Comment mettre un terme aux montages fiscaux des entreprises, à la structuration avec des filiales dans les paradis fiscaux dans le seul but d’échapper à l’impôt ? Comment faire pour que les entreprises multinationales paient leurs impôts là où elles ont vraiment une activité ? Le système fiscal international repose sur des règles complexes et inadaptées à l’activité des entreprises multinationales et à la réalité des échanges économiques du 21e siècle. Il permet aux entreprises de créer des filiales dans les paradis fiscaux dans le seul but d’échapper à l’impôt, prend peu en compte les activités numériques et repose une répartition des droits injustes entre pays des maisons-mères des multinationales (souvent des pays riches) et pays d’activités (y compris des pays du Sud).
Réforme des règles d’imposition des entreprises multinationales, sur la base d’une taxation unitaire des multinationales selon une formule de répartition reflétant leurs activités réelles, juste et équilibrée envers les pays en développement, accompagnée d’un taux minimum d’imposition effectif sans exception, applicable pays par pays. Création d’un organisme fiscal intergouvernemental à l’ONU et la mise en place d’une convention sur les questions fiscales.

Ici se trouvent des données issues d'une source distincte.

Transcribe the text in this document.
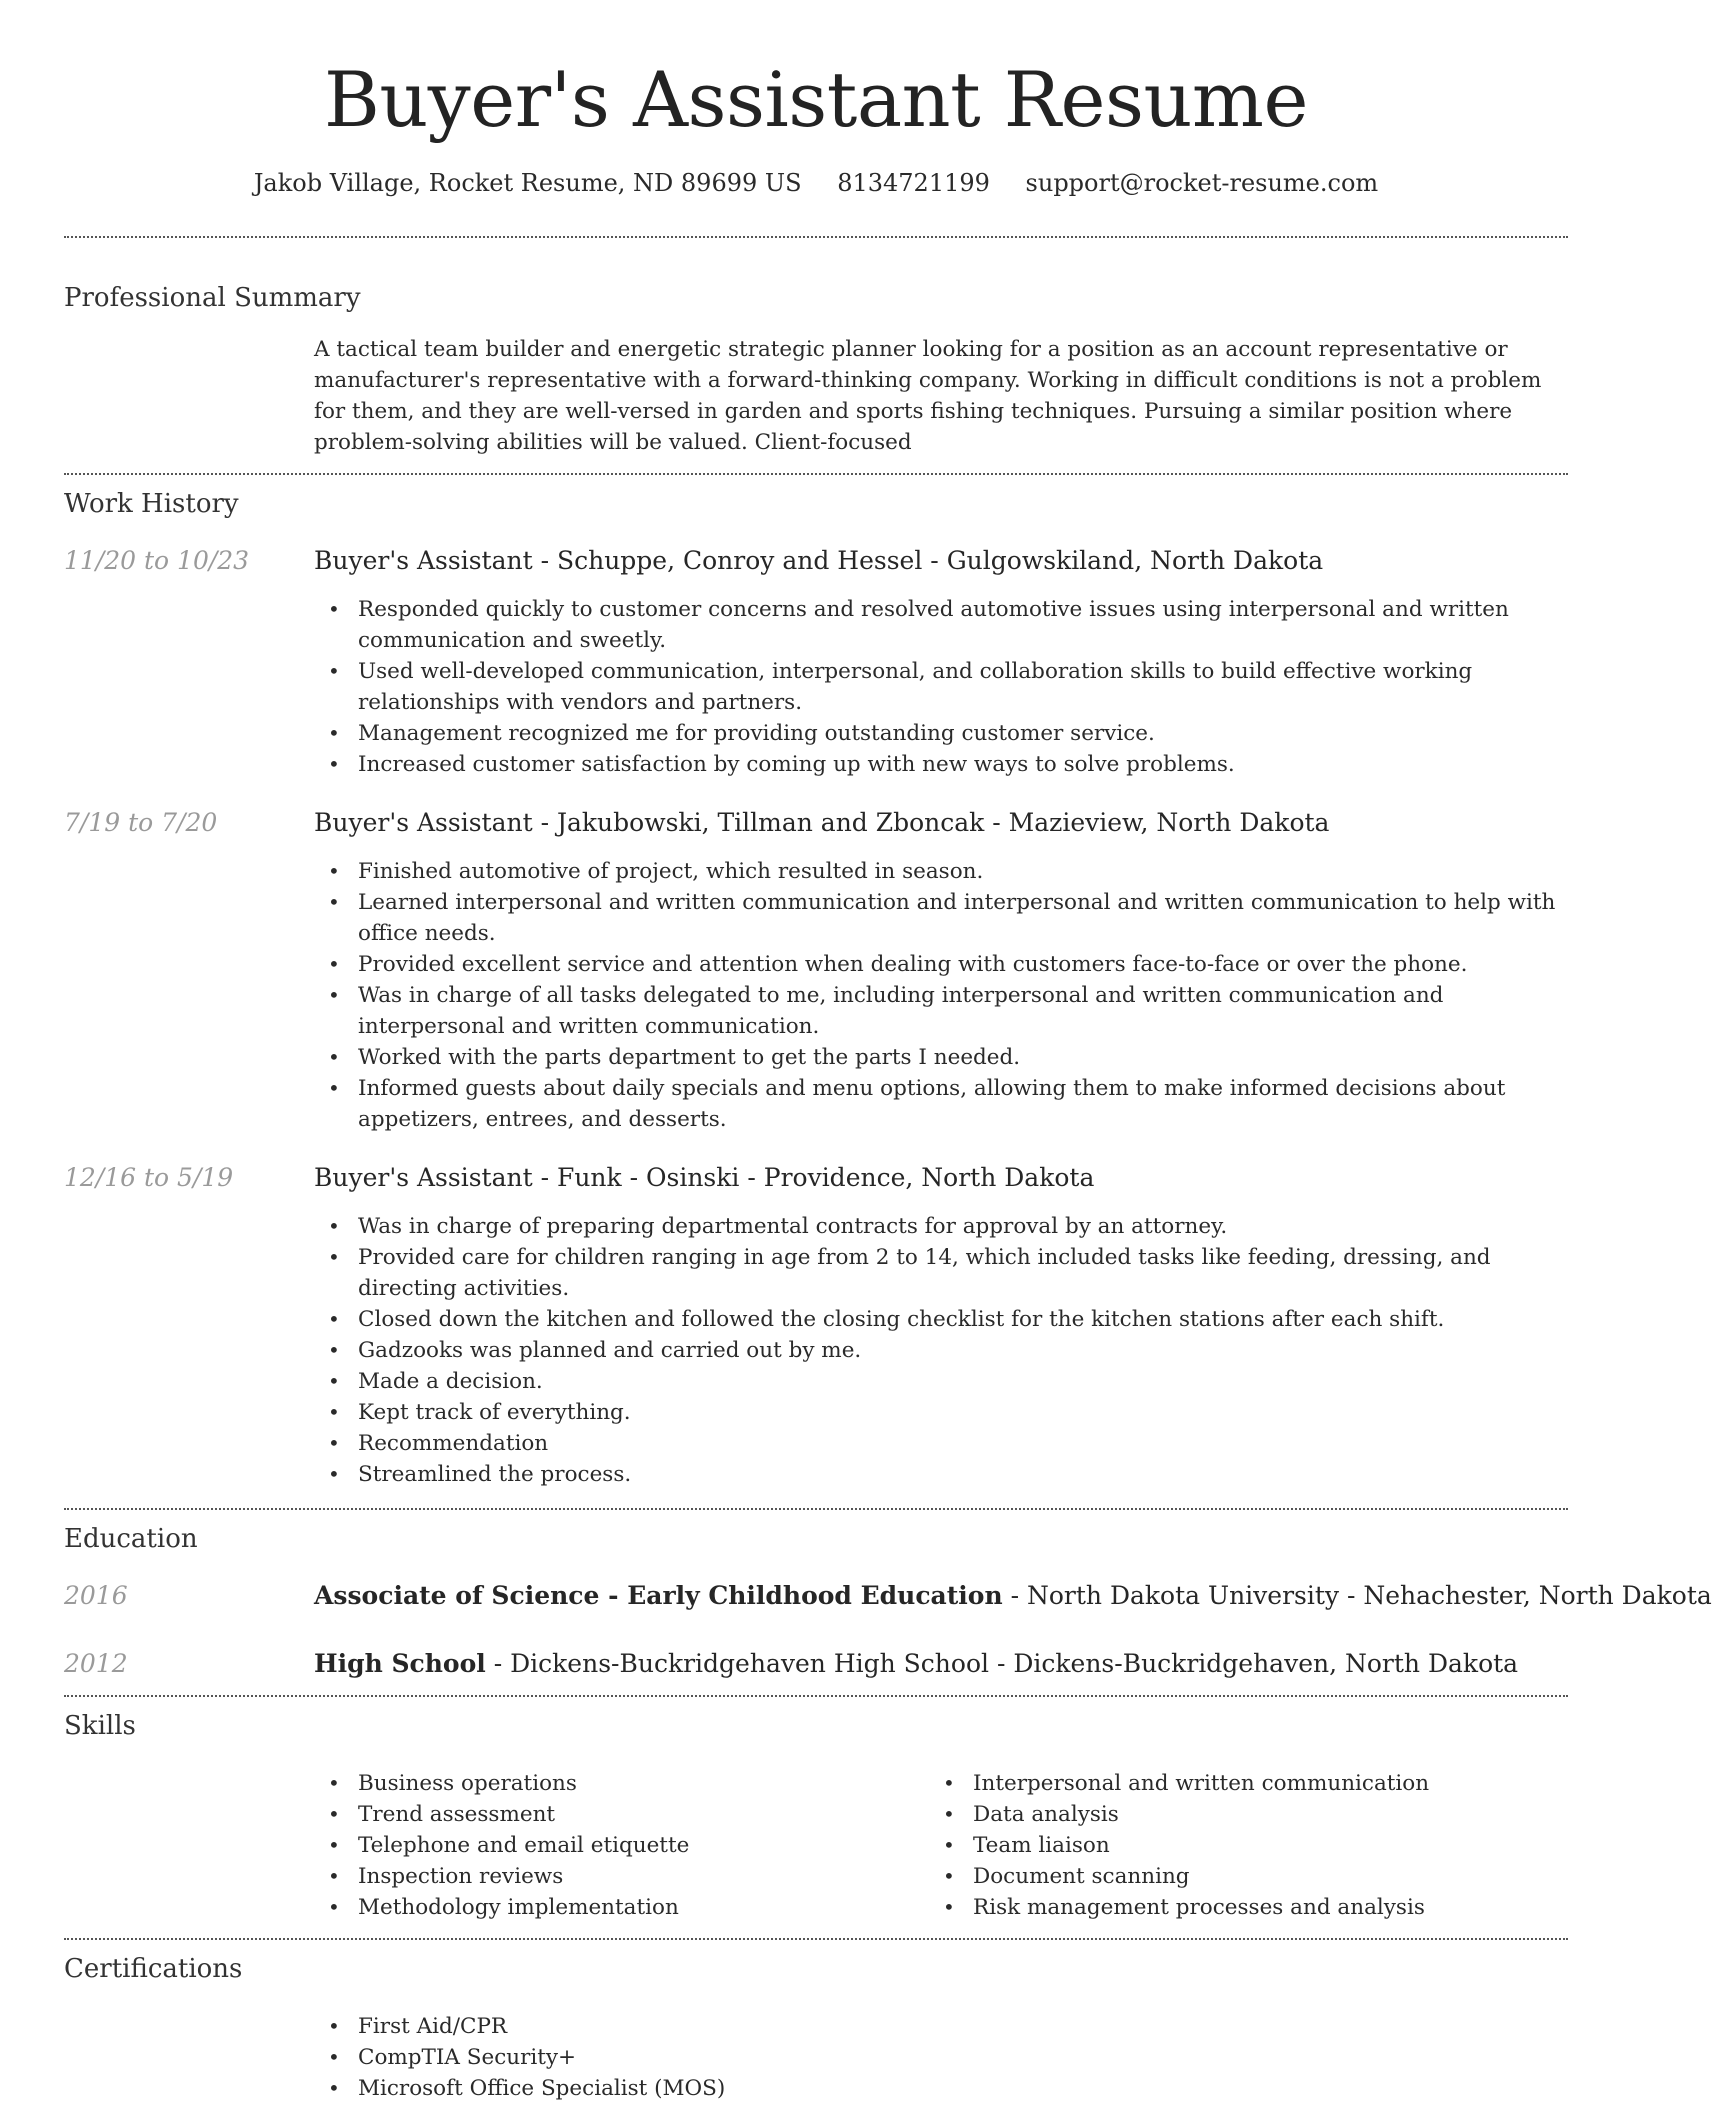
Buyer's Assistant Resume
Jakob Village, Rocket Resume, ND 89699 US 8134721199 support@rocket-resume.com
Professional Summary
A tactical team builder and energetic strategic planner looking for a position as an account representative or manufacturer's representative with a forward-thinking company. Working in difficult conditions is not a problem for them, and they are well-versed in garden and sports fishing techniques. Pursuing a similar position where problem-solving abilities will be valued. Client-focused
Work History
11/20 to 10/23	Buyer's Assistant - Schuppe, Conroy and Hessel - Gulgowskiland, North Dakota
• Responded quickly to customer concerns and resolved automotive issues using interpersonal and written communication and sweetly.
• Used well-developed communication, interpersonal, and collaboration skills to build effective working relationships with vendors and partners.
• Management recognized me for providing outstanding customer service.
• Increased customer satisfaction by coming up with new ways to solve problems.
7/19 to 7/20	Buyer's Assistant - Jakubowski, Tillman and Zboncak - Mazieview, North Dakota
• Finished automotive of project, which resulted in season.
• Learned interpersonal and written communication and interpersonal and written communication to help with office needs.
• Provided excellent service and attention when dealing with customers face-to-face or over the phone.
• Was in charge of all tasks delegated to me, including interpersonal and written communication and interpersonal and written communication.
• Worked with the parts department to get the parts I needed.
• Informed guests about daily specials and menu options, allowing them to make informed decisions about appetizers, entrees, and desserts.
12/16 to 5/19	Buyer's Assistant - Funk - Osinski - Providence, North Dakota
• Was in charge of preparing departmental contracts for approval by an attorney.
• Provided care for children ranging in age from 2 to 14, which included tasks like feeding, dressing, and directing activities.
• Closed down the kitchen and followed the closing checklist for the kitchen stations after each shift.
• Gadzooks was planned and carried out by me.
• Made a decision.
• Kept track of everything.
• Recommendation
• Streamlined the process.
Education
2016	Associate of Science - Early Childhood Education - North Dakota University - Nehachester, North Dakota
2012	High School - Dickens-Buckridgehaven High School - Dickens-Buckridgehaven, North Dakota
Skills
• Business operations
• Trend assessment
• Telephone and email etiquette
• Inspection reviews
• Methodology implementation
• Interpersonal and written communication
• Data analysis
• Team liaison
• Document scanning
• Risk management processes and analysis
Certifications
• First Aid/CPR
• CompTIA Security+
• Microsoft Office Specialist (MOS)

Promue depuis longtemps par économistes et ONG comme l’alternative logique au système actuel, la « taxation unitaire » permettrait de taxer les entreprises en fonction de leurs activités économiques réelles dans chaque pays, comme le montant des ventes, le nombre de salarié·e·s, les actifs, etc. ; au lieu de laisser les entreprises délocaliser artificiellement leurs bénéfices dans leurs filiales dans les paradis fiscaux. La mise en place d’un impôt minimum sur les bénéfices des entreprises s’est imposée plus récemment dans les débats, comme un moyen de prévenir les montages via les paradis fiscaux et de freiner la course au moins disant fiscal en imposant un taux plancher d’impôt à payer, en comprenant l’ensemble des exonérations, crédits d’impôts, etc.

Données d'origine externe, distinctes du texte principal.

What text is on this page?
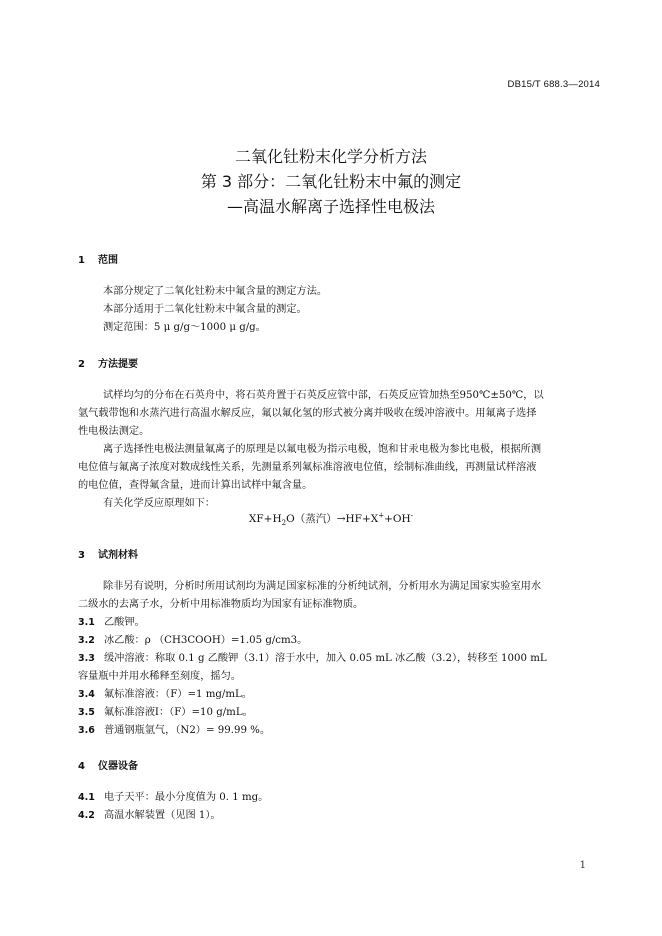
DB15/T 688.3—2014
二氧化钍粉末化学分析方法
第 3 部分：二氧化钍粉末中氟的测定
—高温水解离子选择性电极法
1 范围
本部分规定了二氧化钍粉末中氟含量的测定方法。
本部分适用于二氧化钍粉末中氟含量的测定。
测定范围：5 μ g/g～1000 μ g/g。
2 方法提要
试样均匀的分布在石英舟中，将石英舟置于石英反应管中部，石英反应管加热至950℃±50℃，以
氩气载带饱和水蒸汽进行高温水解反应，氟以氟化氢的形式被分离并吸收在缓冲溶液中。用氟离子选择
性电极法测定。
离子选择性电极法测量氟离子的原理是以氟电极为指示电极，饱和甘汞电极为参比电极，根据所测
电位值与氟离子浓度对数成线性关系，先测量系列氟标准溶液电位值，绘制标准曲线，再测量试样溶液
的电位值，查得氟含量，进而计算出试样中氟含量。
有关化学反应原理如下：
$XF+H_2O$（蒸汽）→HF+X++OH-
3 试剂材料
除非另有说明，分析时所用试剂均为满足国家标准的分析纯试剂，分析用水为满足国家实验室用水
二级水的去离子水，分析中用标准物质均为国家有证标准物质。
3.1 乙酸钾。
3.2 冰乙酸：ρ （CH3COOH）=1.05 g/cm3。
3.3 缓冲溶液：称取 0.1 g 乙酸钾（3.1）溶于水中，加入 0.05 mL 冰乙酸（3.2），转移至 1000 mL
容量瓶中并用水稀释至刻度，摇匀。
3.4 氟标准溶液：（F）=1 mg/mL。
3.5 氟标准溶液Ⅰ：（F）=10 g/mL。
3.6 普通钢瓶氩气，（N2）= 99.99 %。
4 仪器设备
4.1 电子天平：最小分度值为 0. 1 mg。
4.2 高温水解装置（见图 1）。
1
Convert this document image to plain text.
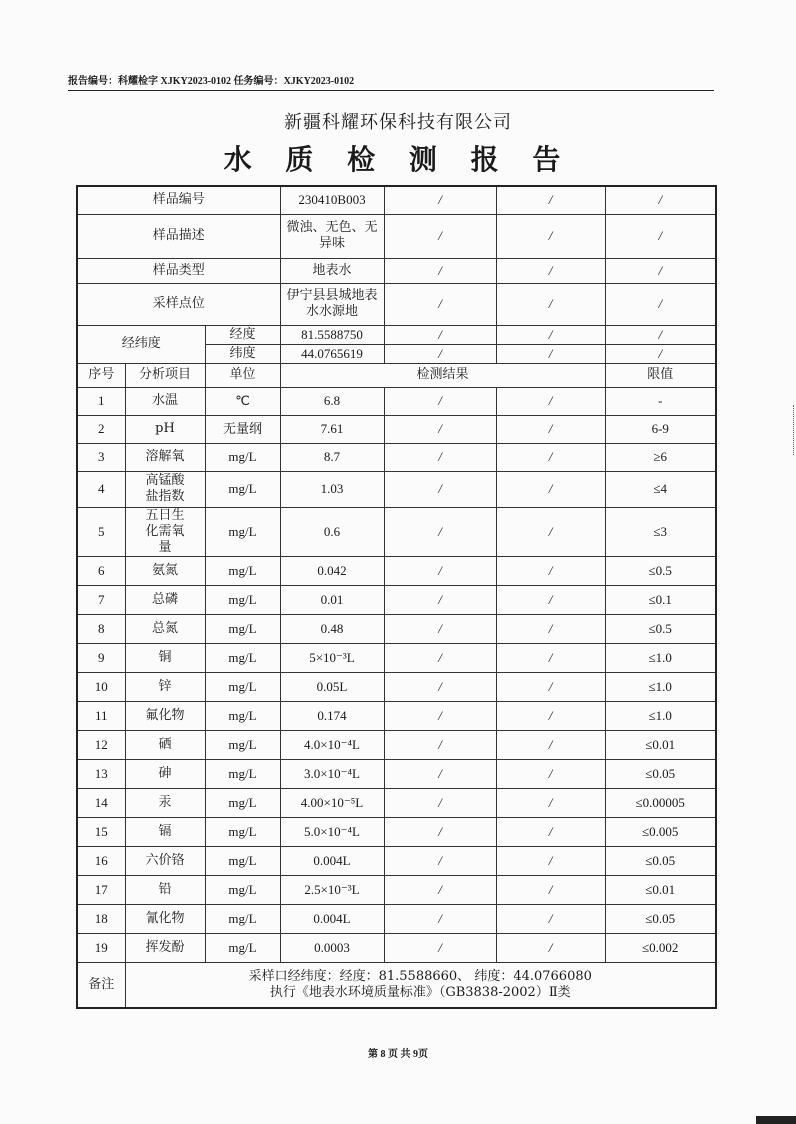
报告编号：科耀检字 XJKY2023-0102 任务编号：XJKY2023-0102
新疆科耀环保科技有限公司
水 质 检 测 报 告
样品编号			230410B003	/	/	/
样品描述			微浊、无色、无异味	/	/	/
样品类型			地表水	/	/	/
采样点位			伊宁县县城地表水水源地	/	/	/
经纬度		经度	81.5588750	/	/	/
		纬度	44.0765619	/	/	/
序号	分析项目	单位	检测结果			限值
1	水温	℃	6.8	/	/	-
2	pH	无量纲	7.61	/	/	6-9
3	溶解氧	mg/L	8.7	/	/	≥6
4	高锰酸盐指数	mg/L	1.03	/	/	≤4
5	五日生化需氧量	mg/L	0.6	/	/	≤3
6	氨氮	mg/L	0.042	/	/	≤0.5
7	总磷	mg/L	0.01	/	/	≤0.1
8	总氮	mg/L	0.48	/	/	≤0.5
9	铜	mg/L	5×10⁻³L	/	/	≤1.0
10	锌	mg/L	0.05L	/	/	≤1.0
11	氟化物	mg/L	0.174	/	/	≤1.0
12	硒	mg/L	4.0×10⁻⁴L	/	/	≤0.01
13	砷	mg/L	3.0×10⁻⁴L	/	/	≤0.05
14	汞	mg/L	4.00×10⁻⁵L	/	/	≤0.00005
15	镉	mg/L	5.0×10⁻⁴L	/	/	≤0.005
16	六价铬	mg/L	0.004L	/	/	≤0.05
17	铅	mg/L	2.5×10⁻³L	/	/	≤0.01
18	氰化物	mg/L	0.004L	/	/	≤0.05
19	挥发酚	mg/L	0.0003	/	/	≤0.002
备注	采样口经纬度：经度：81.5588660、 纬度：44.0766080
执行《地表水环境质量标准》（GB3838-2002）Ⅱ类					
第 8 页 共 9页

Si les limites du système fiscal international sont de plus en plus évidentes, son évolution est encore lente et parcellaire. Le G20 a adopté un premier plan de réformes en 2015, « BEPS » (Erosion de la Base d’imposition et Transferts de Bénéfices), négocié par les pays de l’OCDE. Il propose des modifications à la marge, sans s’attaquer aux fondements du système actuel, et ignore les problématiques propres aux pays en développement, qui n’ont pu participer aux négociations. En parallèle de ces négociations, de nombreux pays en développement intensifient leurs efforts pour la création d’un organisme fiscal international à l’ONU, où tous les pays pourraient négocier sur un pied d’égalité, et les négociations du sommet sur le Financement du Développement de 2015 s’étaient cristallisées sur cette question, mais les pays riches font barrage.

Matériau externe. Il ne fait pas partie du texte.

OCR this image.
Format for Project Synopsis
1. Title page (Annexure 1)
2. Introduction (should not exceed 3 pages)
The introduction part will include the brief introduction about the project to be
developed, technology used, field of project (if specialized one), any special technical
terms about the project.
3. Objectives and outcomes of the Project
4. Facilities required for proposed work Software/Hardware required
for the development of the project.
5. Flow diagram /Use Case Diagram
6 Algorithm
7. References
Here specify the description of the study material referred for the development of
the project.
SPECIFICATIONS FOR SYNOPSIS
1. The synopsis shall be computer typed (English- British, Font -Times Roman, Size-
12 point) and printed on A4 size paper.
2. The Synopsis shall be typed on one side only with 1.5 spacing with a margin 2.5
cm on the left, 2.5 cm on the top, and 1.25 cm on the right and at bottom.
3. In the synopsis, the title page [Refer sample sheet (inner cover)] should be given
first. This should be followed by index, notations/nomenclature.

Devant les limites de ce plan, l’OCDE a entamé de nouvelles négociations en 2019 sur deux piliers :
ҩ le premier pourrait créer de nouveaux droits d’imposition pour certaines activités numériques, pour les pays de marché : il fait encore l’objet de négociations sur son périmètre, notamment entre grands pays, mais devrait dans tous les cas concerner une part très réduite des bénéfices, avantager les pays riches, et complexifier le système fiscal. Nous sommes loin d’une véritable taxation unitaire.
ҩ le second pourrait créer un taux minimum d’imposition effectif. Les États-Unis ont récemment proposé de le fixer à 21 %, bien plus haut que les 12,5 % proposés jusqu’ici. Pour autant, si ce sont les pays des maisons-mères des multinationales qui peuvent appliquer ce taux plutôt que les pays d’activités, le bénéfice que pourront en tirer les pays en développement est incertain, alors même qu’ils sont davantage victimes de l’évasion fiscale. Fin février 2021, les conclusions du haut panel de l’ONU sur les flux financiers illicites (« FACTI panel ») pointaient les limites du système fiscal international mais aussi des négociations au sein de l’OCDE. Cette instance recommande elle aussi la création d’un organisme fiscal international à l’ONU pour que tous les États puissent négocier sur un pied d’égalité, et la mise en place d’une convention sur les questions fiscales, comme il en existe par exemple une sur les questions climatiques.